Dernières nouvelles des extraterrestres

Si vous vous trouvez à Sedona, en Arizona, le 26 septembre prochain, ou à Brisbane, en Australie, entre le 13 et le 16 octobre, vous pourrez vous départir de 35 à 65 de vos dollars en échange d’un tête-à-tête avec un crâne.

Pas n’importe lequel, bien sûr. Un crâne de cristal, comme ceux qu’on voit dans Indiana Jones et le Royaume du crâne de cristal. À cette exception près que le crâne du Dr Jones est de forme extraterrestre, alors que celui en tournée aux États-Unis et en Australie est de forme humaine.

Les curieux qui passeront une demi-heure avec l’objet espèrent profiter de ses pouvoirs : celui-ci dégagerait une énergie qui améliorerait leur vie. Le consensus scientifique veut que ces crânes — on en connaît quatre — aient été sculptés au 19e siècle, en Allemagne. Alors pourquoi l’aventurier et romancier britannique F.A. Mitchell-Hedges en aurait-il fait la découverte dans une ruine maya, en 1924 ? Hypothèse : parce que c’était un romancier.

Vous devriez vous dépêcher de profiter des bienfaits des crânes, car il ne reste que quatre ans avant la fin du monde. Bon, j’exagère. Disons plutôt avant qu’un événement majeur survienne. Selon une thèse à la mode — mais réfutée par les experts, ces rabat-joie —, le calendrier maya ne va pas plus loin que le 21 décembre 2012, date à laquelle une transformation arrivera — un renversement des pôles magnétiques de la Terre, par exemple, ce qui causerait notamment un grave déclin de la culture de la banane au Costa Rica.

Mayas, crânes, cristal, fin du monde, ne manquent que les Templiers. Je garde envers ces phénomènes une fascination adolescente. Je tente de rester informé des dernières théories et suis accro de science-fiction, qui s’abreuve sans honte aux travaux prolifiques et lucratifs de l’industrie ésotérique.
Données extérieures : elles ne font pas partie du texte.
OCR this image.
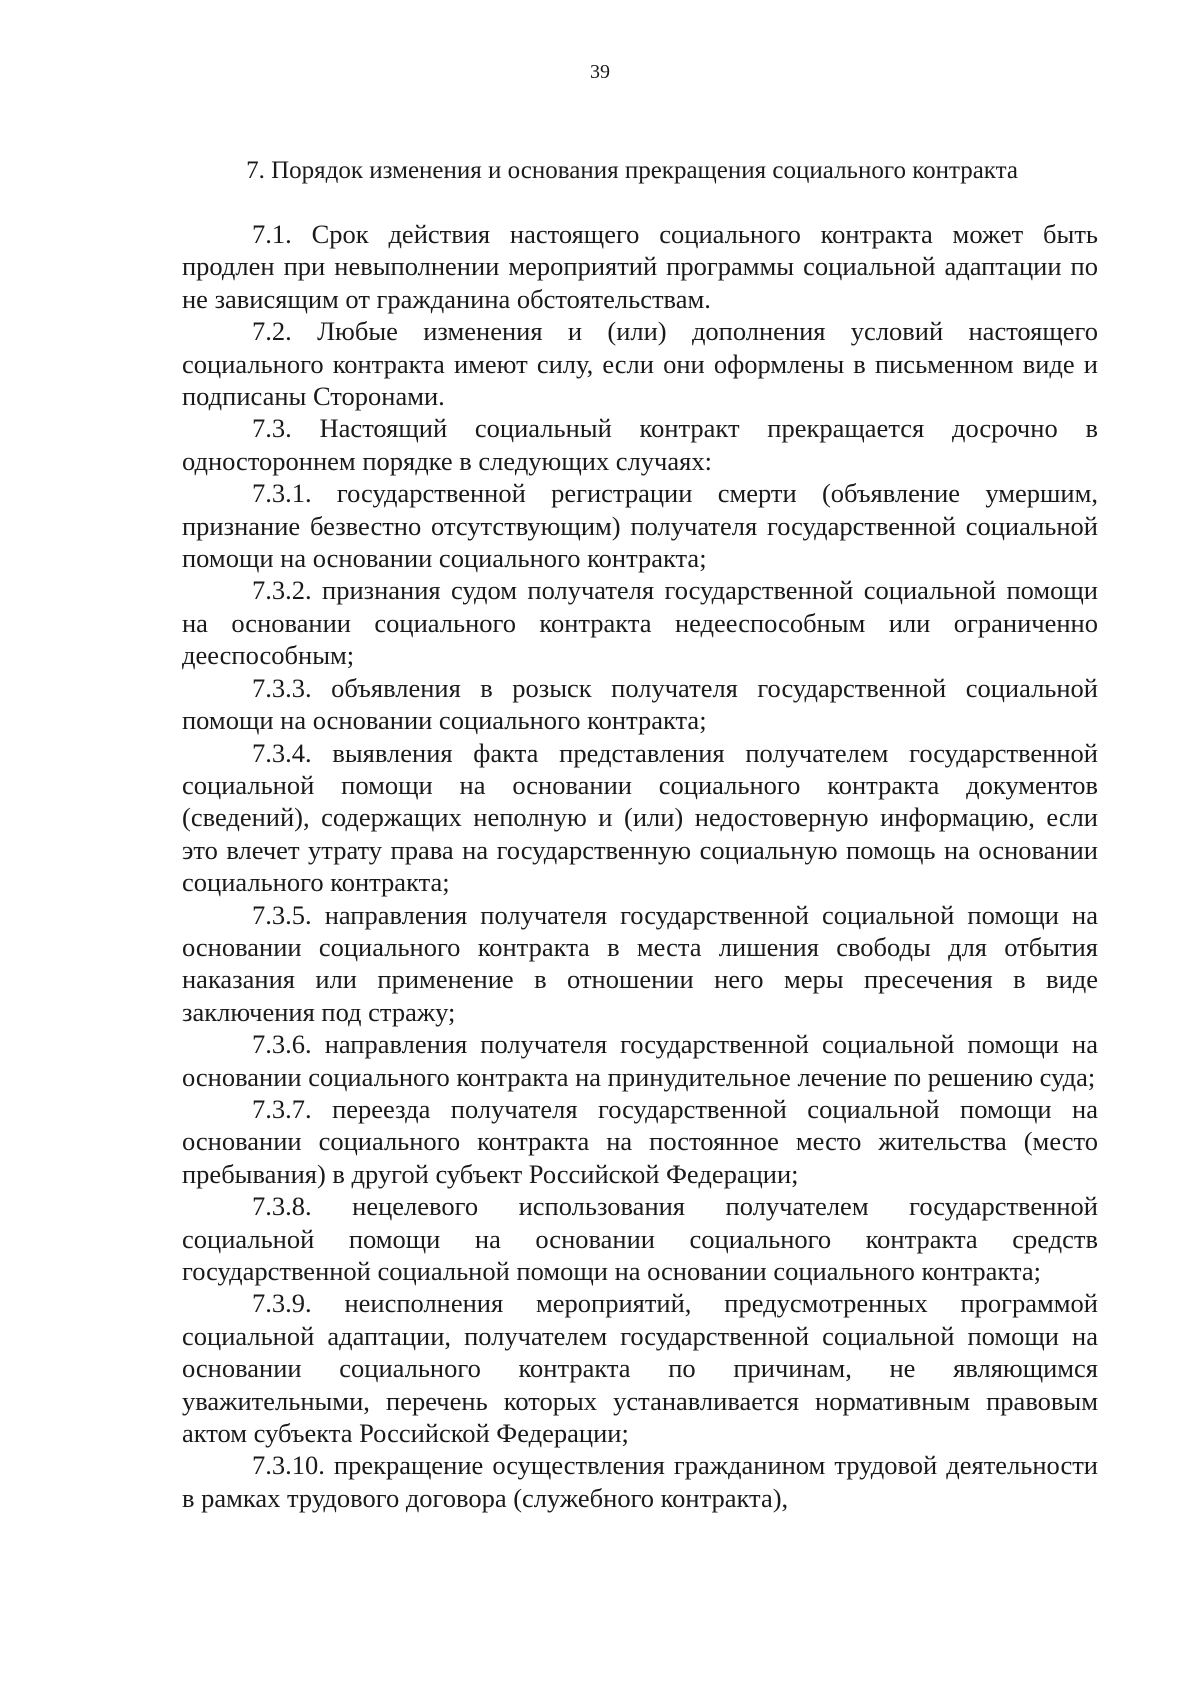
39
7. Порядок изменения и основания прекращения социального контракта

7.1. Срок действия настоящего социального контракта может быть продлен при невыполнении мероприятий программы социальной адаптации по не зависящим от гражданина обстоятельствам.

7.2. Любые изменения и (или) дополнения условий настоящего социального контракта имеют силу, если они оформлены в письменном виде и подписаны Сторонами.

7.3. Настоящий социальный контракт прекращается досрочно в одностороннем порядке в следующих случаях:

7.3.1. государственной регистрации смерти (объявление умершим, признание безвестно отсутствующим) получателя государственной социальной помощи на основании социального контракта;

7.3.2. признания судом получателя государственной социальной помощи на основании социального контракта недееспособным или ограниченно дееспособным;

7.3.3. объявления в розыск получателя государственной социальной помощи на основании социального контракта;

7.3.4. выявления факта представления получателем государственной социальной помощи на основании социального контракта документов (сведений), содержащих неполную и (или) недостоверную информацию, если это влечет утрату права на государственную социальную помощь на основании социального контракта;

7.3.5. направления получателя государственной социальной помощи на основании социального контракта в места лишения свободы для отбытия наказания или применение в отношении него меры пресечения в виде заключения под стражу;

7.3.6. направления получателя государственной социальной помощи на основании социального контракта на принудительное лечение по решению суда;

7.3.7. переезда получателя государственной социальной помощи на основании социального контракта на постоянное место жительства (место пребывания) в другой субъект Российской Федерации;

7.3.8. нецелевого использования получателем государственной социальной помощи на основании социального контракта средств государственной социальной помощи на основании социального контракта;

7.3.9. неисполнения мероприятий, предусмотренных программой социальной адаптации, получателем государственной социальной помощи на основании социального контракта по причинам, не являющимся уважительными, перечень которых устанавливается нормативным правовым актом субъекта Российской Федерации;

7.3.10. прекращение осуществления гражданином трудовой деятельности в рамках трудового договора (служебного контракта),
L’intérêt pour nos amis de l’espace (ou d’une autre dimension, ou encore du futur, selon les versions) va et vient comme les vagues. L’engouement le plus récent a eu lieu le 9 mai 2001, au National Press Club de Washington, lorsqu’une vingtaine de personnes, dont plusieurs anciens gradés de la Défense américaine, sont venues témoigner de leurs contacts personnels avec de la technologie extraterrestre et, même, avec des extraterrestres en chair et en os.

Le lecteur sceptique se trouve donc face, non à un crâne de cristal, mais à de nombreuses personnes apparemment saines d’esprit, que l’on croirait sur parole si elles parlaient de leurs actions clandestines pour la CIA en Iran ou pour le FBI chez les narcotrafiquants. D’autant que le portrait d’ensemble qui s’en dégage est plutôt, disons, banal. En bref : plusieurs États sont en contact avec plusieurs types d’extraterrestres (notamment les blancs ou « nordiques », gentils, et les gris, indignes de confiance) depuis plusieurs décennies. En échange de matières premières ou simplement pour voir où nous en sommes, ils consentent à des transferts de technologies de petite importance pour eux, mais suffisamment avancées pour être intégrées dans nos arsenaux militaires. Puis ? Puis rien. C’est la routine. Une autre journée au bureau avec les parents d’E.T. Je me demande s’ils se tiennent au courant de notre science-fiction, et ce qu’ils en pensent.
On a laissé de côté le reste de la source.